The Sicilian Mafia wanted to
destabilize Italy and possibly pave the way for a coup with an
early 1990s bombing campaign against the State, according to
President Giorgio Napolitano's Tuesday testimony at a
State-Mafia trial hearing, made public Friday.
The trial being held in Palermo is looking into
allegations that the State engaged in talks with the Sicilian
Mafia in a bid to stop a bloody bombing campaign that claimed
the lives of crusading anti-Mafia prosecutors Giovanni Falcone
and Paolo Borsellino in 1992 and killed 10 people and damaged
art sites in Rome, Florence and Milan in 1993.

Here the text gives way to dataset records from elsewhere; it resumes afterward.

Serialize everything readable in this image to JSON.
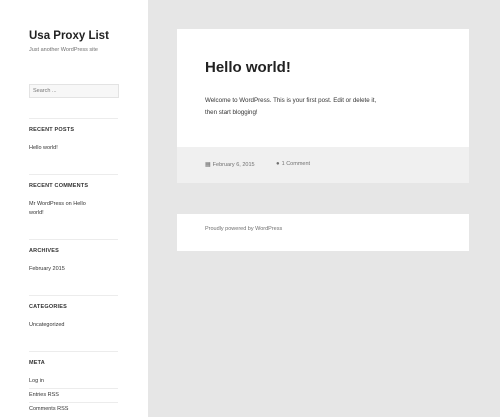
{
  "site": {
    "title": "Usa Proxy List",
    "description": "Just another WordPress site"
  },
  "search": {
    "placeholder": "Search ..."
  },
  "widgets": {
    "recent_posts": {
      "title": "RECENT POSTS",
      "items": [
        "Hello world!"
      ]
    },
    "recent_comments": {
      "title": "RECENT COMMENTS",
      "author": "Mr WordPress",
      "on": " on ",
      "post_line1": "Hello",
      "post_line2": "world!"
    },
    "archives": {
      "title": "ARCHIVES",
      "items": [
        "February 2015"
      ]
    },
    "categories": {
      "title": "CATEGORIES",
      "items": [
        "Uncategorized"
      ]
    },
    "meta": {
      "title": "META",
      "items": [
        "Log in",
        "Entries RSS",
        "Comments RSS"
      ]
    }
  },
  "post": {
    "title": "Hello world!",
    "body_line1": "Welcome to WordPress. This is your first post. Edit or delete it,",
    "body_line2": "then start blogging!",
    "date": "February 6, 2015",
    "comments": "1 Comment"
  },
  "footer": {
    "credit": "Proudly powered by WordPress"
  },
  "icons": {
    "date": "calendar-icon",
    "comments": "comment-icon"
  }
}
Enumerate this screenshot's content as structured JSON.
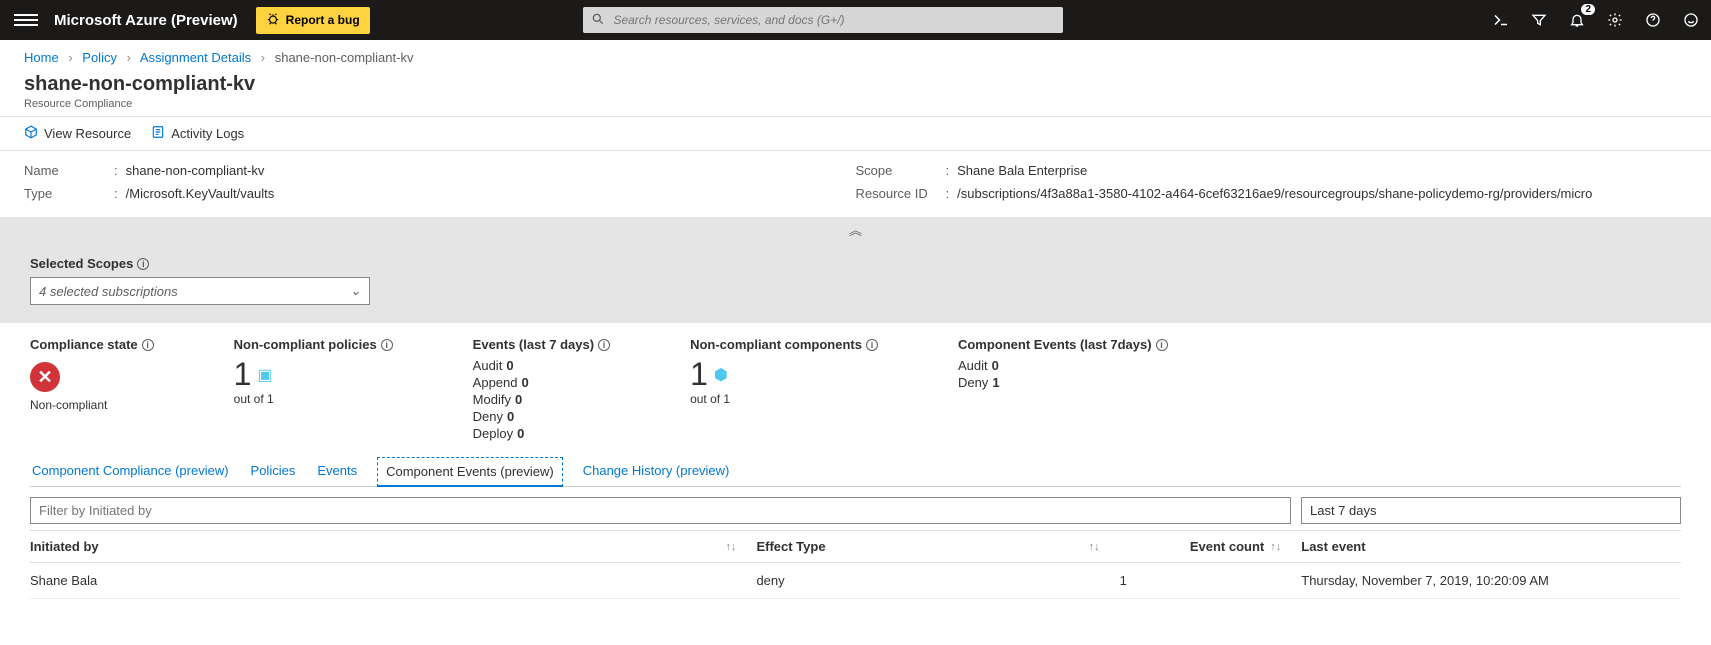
{
  "topbar": {
    "brand": "Microsoft Azure (Preview)",
    "bug_label": "Report a bug",
    "search_placeholder": "Search resources, services, and docs (G+/)",
    "notification_badge": "2"
  },
  "breadcrumb": {
    "items": [
      "Home",
      "Policy",
      "Assignment Details"
    ],
    "current": "shane-non-compliant-kv"
  },
  "title": {
    "main": "shane-non-compliant-kv",
    "sub": "Resource Compliance"
  },
  "toolbar": {
    "view_resource": "View Resource",
    "activity_logs": "Activity Logs"
  },
  "properties": {
    "left": {
      "name_k": "Name",
      "name_v": "shane-non-compliant-kv",
      "type_k": "Type",
      "type_v": "/Microsoft.KeyVault/vaults"
    },
    "right": {
      "scope_k": "Scope",
      "scope_v": "Shane Bala Enterprise",
      "rid_k": "Resource ID",
      "rid_v": "/subscriptions/4f3a88a1-3580-4102-a464-6cef63216ae9/resourcegroups/shane-policydemo-rg/providers/micro"
    }
  },
  "scopes": {
    "label": "Selected Scopes",
    "value": "4 selected subscriptions"
  },
  "stats": {
    "compliance": {
      "label": "Compliance state",
      "status": "Non-compliant"
    },
    "nc_policies": {
      "label": "Non-compliant policies",
      "value": "1",
      "sub": "out of 1"
    },
    "events7": {
      "label": "Events (last 7 days)",
      "rows": [
        {
          "k": "Audit",
          "v": "0"
        },
        {
          "k": "Append",
          "v": "0"
        },
        {
          "k": "Modify",
          "v": "0"
        },
        {
          "k": "Deny",
          "v": "0"
        },
        {
          "k": "Deploy",
          "v": "0"
        }
      ]
    },
    "nc_components": {
      "label": "Non-compliant components",
      "value": "1",
      "sub": "out of 1"
    },
    "comp_events7": {
      "label": "Component Events (last 7days)",
      "rows": [
        {
          "k": "Audit",
          "v": "0"
        },
        {
          "k": "Deny",
          "v": "1"
        }
      ]
    }
  },
  "tabs": {
    "t0": "Component Compliance (preview)",
    "t1": "Policies",
    "t2": "Events",
    "t3": "Component Events (preview)",
    "t4": "Change History (preview)"
  },
  "filter": {
    "placeholder": "Filter by Initiated by",
    "range": "Last 7 days"
  },
  "table": {
    "headers": {
      "init": "Initiated by",
      "effect": "Effect Type",
      "count": "Event count",
      "last": "Last event"
    },
    "rows": [
      {
        "init": "Shane Bala",
        "effect": "deny",
        "count": "1",
        "last": "Thursday, November 7, 2019, 10:20:09 AM"
      }
    ]
  }
}
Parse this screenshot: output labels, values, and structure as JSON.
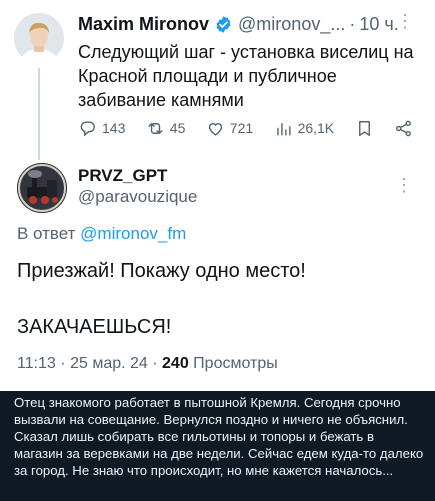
{
  "parent": {
    "name": "Maxim Mironov",
    "handle": "@mironov_...",
    "separator": "·",
    "time": "10 ч.",
    "more": "⋮",
    "text": "Следующий шаг - установка виселиц на Красной площади и публичное забивание камнями",
    "actions": {
      "replies": "143",
      "reposts": "45",
      "likes": "721",
      "views": "26,1K"
    }
  },
  "reply": {
    "name": "PRVZ_GPT",
    "handle": "@paravouzique",
    "more": "⋮",
    "reply_prefix": "В ответ ",
    "reply_handle": "@mironov_fm",
    "line1": "Приезжай! Покажу одно место!",
    "line2": "ЗАКАЧАЕШЬСЯ!",
    "time_date": "11:13 · 25 мар. 24 · ",
    "views_count": "240",
    "views_label": " Просмотры"
  },
  "caption": "Отец знакомого работает в пытошной Кремля. Сегодня срочно вызвали на совещание. Вернулся поздно и ничего не объяснил. Сказал лишь собирать все гильотины и топоры и бежать в магазин за веревками на две недели. Сейчас едем куда-то далеко за город. Не знаю что происходит, но мне кажется началось...",
  "colors": {
    "link": "#1d9bf0",
    "verified": "#1d9bf0",
    "secondary_text": "#536471",
    "caption_background": "#0f1a24"
  },
  "icons": [
    "verified-badge-icon",
    "reply-icon",
    "repost-icon",
    "like-icon",
    "views-icon",
    "bookmark-icon",
    "share-icon",
    "more-icon"
  ]
}
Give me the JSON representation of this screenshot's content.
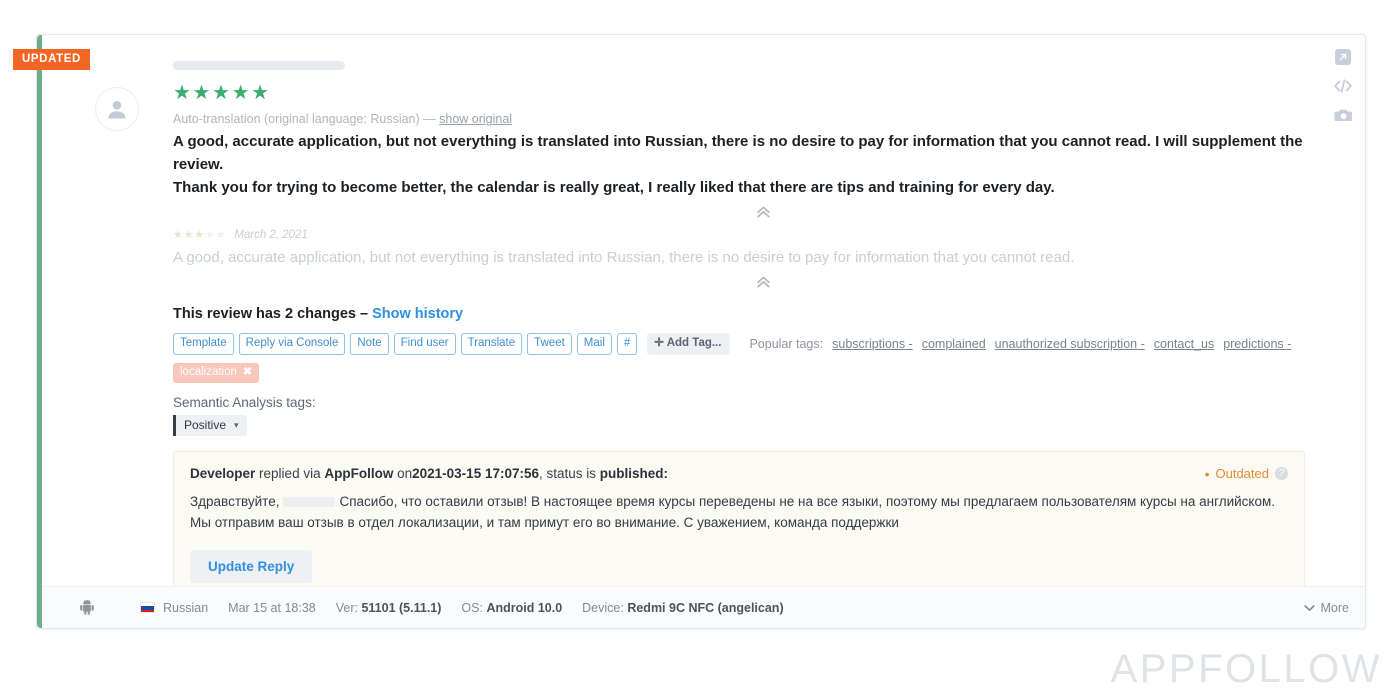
{
  "badge": {
    "updated": "UPDATED"
  },
  "actions": {
    "open_external": "open-in-new-icon",
    "view_code": "code-icon",
    "screenshot": "camera-icon"
  },
  "review": {
    "rating_stars": 5,
    "rating_glyphs": "★★★★★",
    "translation_notice": "Auto-translation (original language: Russian) —",
    "show_original": "show original",
    "text_line1": "A good, accurate application, but not everything is translated into Russian, there is no desire to pay for information that you cannot read. I will supplement the review.",
    "text_line2": "Thank you for trying to become better, the calendar is really great, I really liked that there are tips and training for every day."
  },
  "history": {
    "date": "March 2, 2021",
    "stars_filled": 3,
    "stars_total": 5,
    "text": "A good, accurate application, but not everything is translated into Russian, there is no desire to pay for information that you cannot read.",
    "changes_prefix": "This review has 2 changes –",
    "show_history": "Show history"
  },
  "tag_buttons": [
    "Template",
    "Reply via Console",
    "Note",
    "Find user",
    "Translate",
    "Tweet",
    "Mail",
    "#"
  ],
  "add_tag_label": "Add Tag...",
  "popular_tags": {
    "label": "Popular tags:",
    "items": [
      "subscriptions -",
      "complained",
      "unauthorized subscription -",
      "contact_us",
      "predictions -"
    ]
  },
  "assigned_tags": [
    {
      "label": "localization",
      "remove": "✖"
    }
  ],
  "semantic": {
    "label": "Semantic Analysis tags:",
    "value": "Positive",
    "caret": "▾"
  },
  "reply": {
    "author": "Developer",
    "via_text": "replied via",
    "platform": "AppFollow",
    "on_text": "on",
    "datetime": "2021-03-15 17:07:56",
    "status_text": ", status is",
    "status": "published:",
    "outdated_label": "Outdated",
    "outdated_dot": "•",
    "help": "?",
    "body_part1": "Здравствуйте,",
    "body_part2": "Спасибо, что оставили отзыв! В настоящее время курсы переведены не на все языки, поэтому мы предлагаем пользователям курсы на английском. Мы отправим ваш отзыв в отдел локализации, и там примут его во внимание. С уважением, команда поддержки",
    "update_button": "Update Reply"
  },
  "footer": {
    "platform_icon": "android-icon",
    "language": "Russian",
    "date": "Mar 15 at 18:38",
    "version_label": "Ver:",
    "version": "51101 (5.11.1)",
    "os_label": "OS:",
    "os": "Android 10.0",
    "device_label": "Device:",
    "device": "Redmi 9C NFC (angelican)",
    "more": "More"
  },
  "watermark": "APPFOLLOW",
  "colors": {
    "accent_green": "#6ab187",
    "badge_orange": "#f26522",
    "star_green": "#3dac6f",
    "link_blue": "#2f8fe0",
    "outdated_orange": "#e08b36",
    "chip_pink": "#f9c6bc"
  }
}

Sources present at the hearing said Napolitano alleged that
the bombings were "an ultimatum" aimed at easing a tough new
prison regime called 41-bis for Cosa Nostra bosses.
This was confirmed and expanded on Friday by the 86-page
transcript.
The bombings, Napolitano told prosecutor Nino Di Matteo on
Tuesday, were a form of "extortion or outright pressure aimed at
destabilizing the entire system, on the premise that there there
might be disarray among State authorities".
He also said then premier Carlo Azeglio Ciampi feared a
coup was imminent.
Another source of fears of a possible coup was an April,
1993 two-and-a half-hour blackout at Palazzo Chigi, which houses
the premier's office, in what Napolitano called a "classic"
pre-coup move.
Prosecutors also asked Napolitano, who was the Lower House
speaker at the time, about a 2012 letter from his legal adviser
Loris D'Ambrosio, in which he referred to "unmentionable
agreements" and appeared to imply Napolitano had known about the
talks.
Napolitano denied knowledge of the alleged talks, and in
the transcript said D'Ambrosio, who died soon after writing the
letter, was filled "with the spirit of truth" and that he and
D'Ambrosio "worked as a team".
Defendants in the trial include present and past Cosa
Nostra bosses Totò Riina and Bernardo Provenzano, both of whom
are behind bars, and ex Senator Marcello Dell'Utri, a former top
aide of Silvio Berlusconi who is serving seven years for
associating with the Mafia.
Nicola Mancino, a former interior minister and Senate
speaker is also on trial on charges of perjury, which he denies.